29.11.2023

Erstes MINT-Camp des Fulda-Weser-Netzwerks im SJ 2023/2024

Das erste Camp, indem sich alles um das Thema Glas und Optik drehte, fand wie jedes Jahr in Nienburg statt.

Die Anfahrt am 29.11. war für die Schüler:innen Anna, Gerda, Emma und Anton vom Internat Solling dieses Jahr allerdings etwas unkonventionell, da sie direkt von einer Kunst-Exkursion in Hamburg anreisten. Aber diesen erhöhten Aufwand haben die vier gern in Kauf genommen, um an dem ersten MINT-Camp dieses Schuljahres teilzunehmen. Begleitet wurden sie von Dr. Frank Hubenthal, der die vier am Bahnhof in Nienburg einsammelte und zum Naturfreundehaus „Luise Wyneken“ fuhr, wo alle Teilnehmenden übernachteten.
Am ersten Abend war ein gemeinsames Abendessen und Kennenlernen mit kleineren Spielen geplant. Aufgrund eines Oberleitungsschadens bei der Deutschen Bahn zog sich das Kennenlernen allerdings deutlich hin, da die Teilnehmenden aus Kassel mit rund 4 Stunden Verspätung in Nienburg ankamen. Das tat der guten Stimmung unter den Schüler:innen jedoch keinen Abbruch und sie dehnten den Kennenlern-Abend einfach in eine Kennenlern-Nacht aus.

Am nächsten Morgen waren aber alle fit, um nach dem Frühstück die Glashütte Ardagh Metal Packaging zu besuchen. Hier wurde ihnen viel über die Glasherstellung und die Hintergründe der Glashütte vermittelt. Spannend war natürlich der Besuch der Produktionsanlagen. Vom Schmelzofen, über die formgebenden Anlagen und den Kühlofen, bis hin zur Qualitätssicherung konnte alles besichtigt werden. Besonderen Eindruck hinterließen die unglaublichen Mengen an Glasflaschen, die hier jede Minute vom Band laufen, und die durch die Luft fliegenden zähflüssigen Glastropfen.

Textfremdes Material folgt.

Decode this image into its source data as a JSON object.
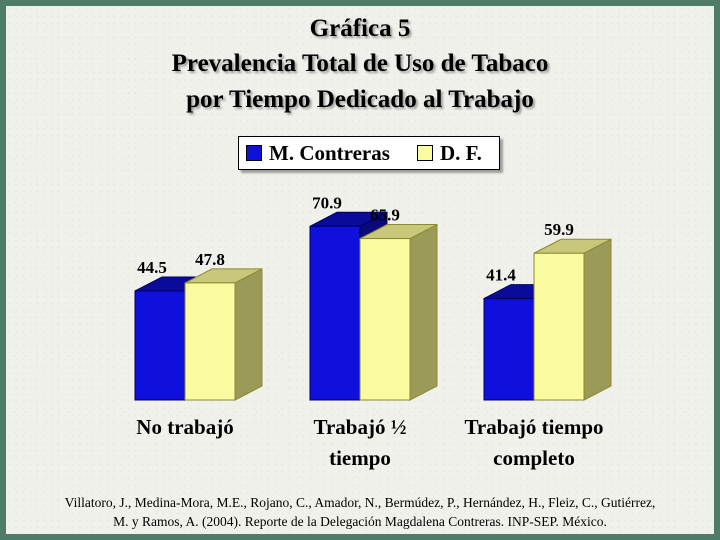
{
  "chart_data": {
    "type": "bar",
    "title": "Gráfica 5",
    "subtitle_lines": [
      "Prevalencia Total de Uso de Tabaco",
      "por Tiempo Dedicado al Trabajo"
    ],
    "categories": [
      [
        "No trabajó"
      ],
      [
        "Trabajó ½",
        "tiempo"
      ],
      [
        "Trabajó tiempo",
        "completo"
      ]
    ],
    "series": [
      {
        "name": "M. Contreras",
        "color": "#1010dc",
        "values": [
          44.5,
          70.9,
          41.4
        ]
      },
      {
        "name": "D. F.",
        "color": "#fafaa0",
        "values": [
          47.8,
          65.9,
          59.9
        ]
      }
    ],
    "value_labels": [
      [
        "44.5",
        "70.9",
        "41.4"
      ],
      [
        "47.8",
        "65.9",
        "59.9"
      ]
    ],
    "ylim": [
      0,
      100
    ],
    "grid": false,
    "legend_position": "top-center",
    "style": "3d"
  },
  "source_lines": [
    "Villatoro, J., Medina-Mora, M.E., Rojano, C., Amador, N., Bermúdez, P., Hernández, H., Fleiz, C., Gutiérrez,",
    "M. y Ramos, A. (2004). Reporte de la Delegación Magdalena Contreras. INP-SEP. México."
  ]
}
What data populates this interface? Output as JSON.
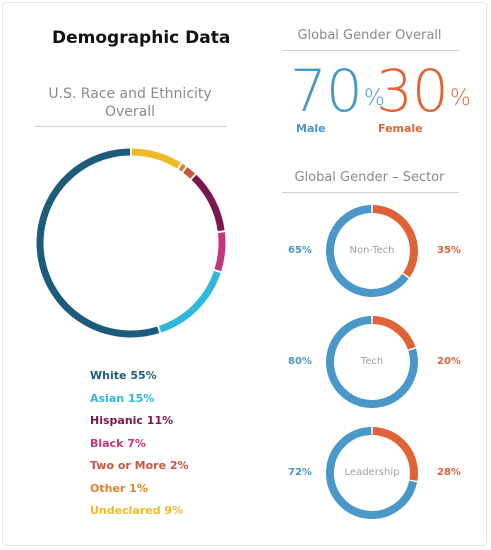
{
  "title": "Demographic Data",
  "race_title_line1": "U.S. Race and Ethnicity",
  "race_title_line2": "Overall",
  "global_overall_title": "Global Gender Overall",
  "sector_title": "Global Gender – Sector",
  "colors": {
    "male": "#4a97c9",
    "female": "#e06337"
  },
  "chart_data": [
    {
      "type": "pie",
      "title": "U.S. Race and Ethnicity Overall",
      "categories": [
        "White",
        "Asian",
        "Hispanic",
        "Black",
        "Two or More",
        "Other",
        "Undeclared"
      ],
      "values": [
        55,
        15,
        11,
        7,
        2,
        1,
        9
      ],
      "value_labels": [
        "55%",
        "15%",
        "11%",
        "7%",
        "2%",
        "1%",
        "9%"
      ],
      "colors": [
        "#1d5b7c",
        "#2fb8dc",
        "#7d1550",
        "#c2387a",
        "#c8553f",
        "#e0822b",
        "#f0b928"
      ],
      "donut": true,
      "legend_position": "bottom"
    },
    {
      "type": "table",
      "title": "Global Gender Overall",
      "rows": [
        {
          "label": "Male",
          "value": 70,
          "value_label": "70",
          "unit": "%"
        },
        {
          "label": "Female",
          "value": 30,
          "value_label": "30",
          "unit": "%"
        }
      ]
    },
    {
      "type": "pie",
      "title": "Global Gender – Sector",
      "donut": true,
      "sectors": [
        {
          "name": "Non-Tech",
          "male": 65,
          "female": 35,
          "male_label": "65%",
          "female_label": "35%"
        },
        {
          "name": "Tech",
          "male": 80,
          "female": 20,
          "male_label": "80%",
          "female_label": "20%"
        },
        {
          "name": "Leadership",
          "male": 72,
          "female": 28,
          "male_label": "72%",
          "female_label": "28%"
        }
      ]
    }
  ]
}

Nach einer Stärkung in der Glashütte ging es dann zum Dönnhoff-Gymnasium, wo die Schüler:innen selbstständig Chemie-Experimente durchführten und unter anderem verschiedene Gläser sowie Bologneser Tränen herstellen. Nach rund drei Stunden intensiven Experimentierens hatten sich die Schüler:innen ein Pause verdient, die sie gemeinsam auf dem Weihnachtsmarkt verbrachten. Nach dem Abendessen startete der kulturelle Teil des Camps, in dem die Teilnehmenden ins Mittelalter entführt wurden. Auf einer Nachtwächterführung durch die Innenstadt mit anschließendem Besuch des Glockenturms der St. Martins Kirche lernten die Schüler:innen in kurzweiligen zwei Stunden viel über die Stadt Nienburg und das Leben eines Nachtwächters in den vergangenen Jahrhunderten. Durchgefroren aber mit vielen neuen Erkenntnissen ging es zurück zum Naturfreundehaus, in dem der Abend entspannt ausklingen konnte.

Am letzten Tag des Camps ging es hauptsächlich um die Physik des Glases. So wurden Absorptionsexperimente durchgeführt und die dahinter liegenden Gesetze kennengelernt, sich mit der Ausbreitung von Licht in verschiedenen Materialien oder der Datenübertragung mittels Licht beschäftigt. Abschließend konnten die Schüler:innen noch ihre handwerklichen Fähigkeiten testen, indem sie einen optisch gesteuerten Schaltkreis zusammengelötet haben. Gegen 14:00 Uhr saßen dann Anna, Gerda, Emma, Anton und Dr. Hubenthal – erschöpft aber glücklich –  im Bus zurück zum Internat. Als Fazit bleibt, dass es erneut ein spannendes MINT-Camp in Nienburg war, wofür die Teilnehmenden des Internats den Organisatoren aus Nienburg recht herzlich danken. Die Schüler:innen des Internat Solling freuen sich schon auf ein Wiedersehen im April zum MINT-Camp in Kassel, wo es dann um Mathematik, Netzwerke und Datensicherheit gehen wird.